From the British Medical Journal, 23 February 2011
BMJ 2011; 342:d1168 doi: 10.1136/bmj.d1168 (Published 23 February 2011)
Cite this as: BMJ 2011; 342:d1168
CBT and graded exercise are safe and effective treatments for chronic fatigue syndrome
Lancet 2011; doi:10.1016/S0140-6736(11)60096-2
Cognitive behavioural therapy (CBT) and graded exercise are the best treatments for chronic fatigue syndrome, according to a rigorous trial of four different options. Both treatments looked safe when added to specialist medical care and worked better than adaptive pacing therapy or specialist care alone. The 641 participants were treated for six months and followed up for a further six months. All groups improved, but by the end of the trial patients treated with CBT or graded exercise had significantly less fatigue and significantly better function than any of the other groups. All secondary outcomes pointed in the same direction, including patients’ “own impressions” and graded exercise therapy both doubled the odds of being much or very much improved, relative to specialist care alone (odds ratios 2.2, 95% CI 1.2 to 3.9; and 2.0, 1.2 to 3.5).

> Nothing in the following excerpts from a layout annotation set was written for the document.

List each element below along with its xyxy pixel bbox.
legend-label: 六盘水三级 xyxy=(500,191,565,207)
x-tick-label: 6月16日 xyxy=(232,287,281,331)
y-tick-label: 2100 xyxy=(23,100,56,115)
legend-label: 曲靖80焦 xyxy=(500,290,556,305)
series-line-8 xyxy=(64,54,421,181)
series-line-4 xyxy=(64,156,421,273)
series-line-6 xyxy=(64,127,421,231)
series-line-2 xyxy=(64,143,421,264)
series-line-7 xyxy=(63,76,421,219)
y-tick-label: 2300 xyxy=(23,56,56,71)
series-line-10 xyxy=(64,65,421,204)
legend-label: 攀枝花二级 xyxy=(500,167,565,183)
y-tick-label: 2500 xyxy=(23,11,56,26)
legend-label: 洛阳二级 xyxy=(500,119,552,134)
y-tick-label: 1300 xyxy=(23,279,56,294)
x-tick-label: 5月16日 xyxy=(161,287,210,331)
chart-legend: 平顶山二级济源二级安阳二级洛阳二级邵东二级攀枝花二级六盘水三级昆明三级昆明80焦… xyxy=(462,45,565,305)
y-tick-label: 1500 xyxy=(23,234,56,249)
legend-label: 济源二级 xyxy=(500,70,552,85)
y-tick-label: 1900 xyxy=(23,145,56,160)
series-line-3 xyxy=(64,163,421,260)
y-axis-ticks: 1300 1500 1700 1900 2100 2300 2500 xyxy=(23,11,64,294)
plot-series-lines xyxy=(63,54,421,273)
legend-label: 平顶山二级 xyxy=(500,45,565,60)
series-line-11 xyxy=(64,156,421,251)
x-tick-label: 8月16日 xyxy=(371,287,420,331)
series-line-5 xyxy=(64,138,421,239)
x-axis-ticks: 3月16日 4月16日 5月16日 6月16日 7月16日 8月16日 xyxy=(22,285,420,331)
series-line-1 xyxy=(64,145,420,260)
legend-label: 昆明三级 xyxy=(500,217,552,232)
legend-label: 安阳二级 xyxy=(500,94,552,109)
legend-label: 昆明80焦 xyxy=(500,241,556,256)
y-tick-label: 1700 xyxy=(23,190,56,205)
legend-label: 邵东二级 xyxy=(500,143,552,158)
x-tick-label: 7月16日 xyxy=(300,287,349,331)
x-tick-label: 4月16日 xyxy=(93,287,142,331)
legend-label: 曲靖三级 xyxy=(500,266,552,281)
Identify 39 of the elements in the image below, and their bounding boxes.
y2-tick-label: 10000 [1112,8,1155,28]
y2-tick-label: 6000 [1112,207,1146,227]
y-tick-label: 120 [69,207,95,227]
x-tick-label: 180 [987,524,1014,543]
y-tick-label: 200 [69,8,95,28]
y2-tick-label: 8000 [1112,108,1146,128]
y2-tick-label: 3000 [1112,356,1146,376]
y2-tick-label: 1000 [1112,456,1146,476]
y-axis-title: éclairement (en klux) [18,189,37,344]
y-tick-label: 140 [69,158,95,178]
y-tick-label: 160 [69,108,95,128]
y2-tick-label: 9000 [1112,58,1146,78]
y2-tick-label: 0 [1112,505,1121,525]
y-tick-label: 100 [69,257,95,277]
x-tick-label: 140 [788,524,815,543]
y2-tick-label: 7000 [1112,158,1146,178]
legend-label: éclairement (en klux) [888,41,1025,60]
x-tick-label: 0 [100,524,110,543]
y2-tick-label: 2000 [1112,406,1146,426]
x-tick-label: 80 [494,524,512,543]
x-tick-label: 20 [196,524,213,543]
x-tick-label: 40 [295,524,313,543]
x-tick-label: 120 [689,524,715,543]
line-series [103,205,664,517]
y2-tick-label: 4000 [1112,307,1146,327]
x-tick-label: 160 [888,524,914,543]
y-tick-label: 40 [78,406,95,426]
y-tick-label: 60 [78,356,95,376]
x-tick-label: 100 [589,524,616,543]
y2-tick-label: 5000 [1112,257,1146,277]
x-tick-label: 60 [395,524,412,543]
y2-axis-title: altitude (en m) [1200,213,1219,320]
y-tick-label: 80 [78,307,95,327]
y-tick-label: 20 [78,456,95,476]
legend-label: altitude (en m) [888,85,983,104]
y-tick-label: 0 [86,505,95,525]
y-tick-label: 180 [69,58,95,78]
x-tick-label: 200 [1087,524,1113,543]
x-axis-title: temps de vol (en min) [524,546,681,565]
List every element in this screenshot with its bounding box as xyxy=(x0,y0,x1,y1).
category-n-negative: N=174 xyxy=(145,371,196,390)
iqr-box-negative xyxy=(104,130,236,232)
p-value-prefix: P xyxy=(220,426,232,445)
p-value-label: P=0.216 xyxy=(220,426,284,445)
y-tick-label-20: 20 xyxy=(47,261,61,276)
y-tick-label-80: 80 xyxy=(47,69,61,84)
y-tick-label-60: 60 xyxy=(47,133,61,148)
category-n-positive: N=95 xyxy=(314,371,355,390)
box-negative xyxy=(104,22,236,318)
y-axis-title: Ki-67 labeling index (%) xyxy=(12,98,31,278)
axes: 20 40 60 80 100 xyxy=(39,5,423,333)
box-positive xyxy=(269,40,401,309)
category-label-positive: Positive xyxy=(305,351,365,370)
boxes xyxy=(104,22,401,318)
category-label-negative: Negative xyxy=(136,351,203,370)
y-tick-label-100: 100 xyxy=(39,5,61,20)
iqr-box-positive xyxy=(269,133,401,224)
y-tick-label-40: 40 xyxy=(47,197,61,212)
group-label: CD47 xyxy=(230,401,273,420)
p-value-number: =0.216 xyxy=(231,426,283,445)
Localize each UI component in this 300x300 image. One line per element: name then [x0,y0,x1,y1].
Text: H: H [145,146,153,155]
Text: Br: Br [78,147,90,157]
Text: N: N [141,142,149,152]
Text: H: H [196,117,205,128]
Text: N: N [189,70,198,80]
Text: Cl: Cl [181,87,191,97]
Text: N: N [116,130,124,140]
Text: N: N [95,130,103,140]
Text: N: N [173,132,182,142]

Adaptive pacing was the least successful active treatment in this trial, despite patients’ high expectations. Some patient groups favour adaptive pacing because it teaches patients to live within their capabilities (adaptation) rather than risk exacerbating fatigue by increasing activity. Graded exercise therapy and CBT, both of which encourage patients to do more, did not worsen symptoms in this trial, and serious adverse events were rare in all groups. Only a handful of patients got much worse during or after any treatment.
Patients with chronic fatigue syndrome have nothing to fear from CBT or graded exercise, say the authors. Both work as a bolt on to specialist care, although their overall effects looked modest. Less than a third of patients were cured by either treatment (30% (44/148) after CBT and 28% (43/154) after graded exercise therapy).